The article begins comparing Australian attempts at environmentally managing sporting events to what is happening overseas in America & England, which we are sadly falling behind. Sports in the US such as baseball, basketball and football are leading the way in sustainability and reaping the rewards that environmental management is showing on their bottom line in savings.
Mr Araujo was quoted talking about the massive changes events can have on our social structure mentioning Woodstock for example. He then goes onto mention that sporting organisations have a responsibility similar to corporations and that they are slowly understanding this role. He then explains that events can have a major impact but the process of alleviating those impacts needs to be considered and methodical to appreciate the economic benefits.
Some issues that were discussed that are major contributors to an events impact were energy and transport and that these impacts can be reduced by restructuring the way they are used.

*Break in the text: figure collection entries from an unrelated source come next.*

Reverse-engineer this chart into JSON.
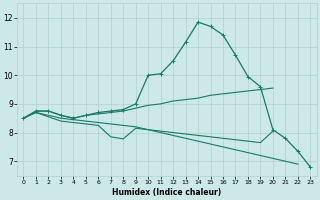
{
  "xlabel": "Humidex (Indice chaleur)",
  "xlim": [
    -0.5,
    23.5
  ],
  "ylim": [
    6.5,
    12.5
  ],
  "yticks": [
    7,
    8,
    9,
    10,
    11,
    12
  ],
  "xticks": [
    0,
    1,
    2,
    3,
    4,
    5,
    6,
    7,
    8,
    9,
    10,
    11,
    12,
    13,
    14,
    15,
    16,
    17,
    18,
    19,
    20,
    21,
    22,
    23
  ],
  "bg_color": "#cce8e8",
  "grid_color": "#b0d0d0",
  "line_color": "#1a7a6a",
  "line1_x": [
    0,
    1,
    2,
    3,
    4,
    5,
    6,
    7,
    8,
    9,
    10,
    11,
    12,
    13,
    14,
    15,
    16,
    17,
    18,
    19,
    20,
    21,
    22,
    23
  ],
  "line1_y": [
    8.5,
    8.75,
    8.75,
    8.6,
    8.5,
    8.6,
    8.7,
    8.75,
    8.8,
    9.0,
    10.0,
    10.05,
    10.5,
    11.15,
    11.85,
    11.7,
    11.4,
    10.7,
    9.95,
    9.6,
    8.1,
    7.8,
    7.35,
    6.8
  ],
  "line2_x": [
    0,
    1,
    2,
    3,
    4,
    5,
    6,
    7,
    8,
    9,
    10,
    11,
    12,
    13,
    14,
    15,
    16,
    17,
    18,
    19,
    20,
    21,
    22,
    23
  ],
  "line2_y": [
    8.5,
    8.75,
    8.75,
    8.6,
    8.5,
    8.6,
    8.65,
    8.7,
    8.75,
    8.85,
    8.95,
    9.0,
    9.1,
    9.15,
    9.2,
    9.3,
    9.35,
    9.4,
    9.45,
    9.5,
    9.55,
    null,
    null,
    null
  ],
  "line3_x": [
    0,
    1,
    2,
    3,
    4,
    5,
    6,
    7,
    8,
    9,
    10,
    11,
    12,
    13,
    14,
    15,
    16,
    17,
    18,
    19,
    20,
    21,
    22,
    23
  ],
  "line3_y": [
    8.5,
    8.7,
    8.55,
    8.4,
    8.35,
    8.3,
    8.25,
    7.85,
    7.78,
    8.15,
    8.1,
    8.05,
    8.0,
    7.95,
    7.9,
    7.85,
    7.8,
    7.75,
    7.7,
    7.65,
    8.05,
    null,
    null,
    null
  ],
  "line4_x": [
    0,
    1,
    2,
    3,
    4,
    5,
    6,
    7,
    8,
    9,
    10,
    11,
    12,
    13,
    14,
    15,
    16,
    17,
    18,
    19,
    20,
    21,
    22,
    23
  ],
  "line4_y": [
    8.5,
    8.7,
    8.6,
    8.5,
    8.45,
    8.4,
    8.35,
    8.3,
    8.25,
    8.2,
    8.1,
    8.0,
    7.9,
    7.8,
    7.7,
    7.6,
    7.5,
    7.4,
    7.3,
    7.2,
    7.1,
    7.0,
    6.9,
    null
  ]
}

In Australia the codes that were mentioned cricket, AFL, NRL and Super Rugby all seemed to have dabbled in greening areas of their business which is to be commended and encouraged. Dr. Christopher Dey of the Integrated Sustainability Analysis team at the Sydney University School of Physics believes these sports carbon footprints in Australia are increasing due to expanding tour parameters. He goes on to say our mode of transport to games now includes regular air travel which has become more popular with fans and adds to the footprint.
The journalist David Sygall attempted to gauge which sport had the greatest impact but realised the complexity of this task was too great for this article. He then confronts you with a sport you would naturally consider having an enormous negative impact in car racing which actually has positive spin offs as in reduction of emissions through engineering advancements.
The article goes onto explain some components of an event and changes that can be made to effect positive environmental outcomes. A Federal government spokesperson then mentions the need to reassess the emissions of our everyday lives and make changes with climate change in mind. Taking into consideration all aspects of the footprint which can be reduced in construction, transportation, lighting and even our energy usage from couch surfing.
Climate Wave Enterprises would like to encourage any sporting organisation and sponsors of events at any level, amateur or professional to consider moving towards environmental sustainability.
This is the authors commentary on the article “It ain’t easy being green” Sydney Morning Herald Sunday edition, 12 June 2011.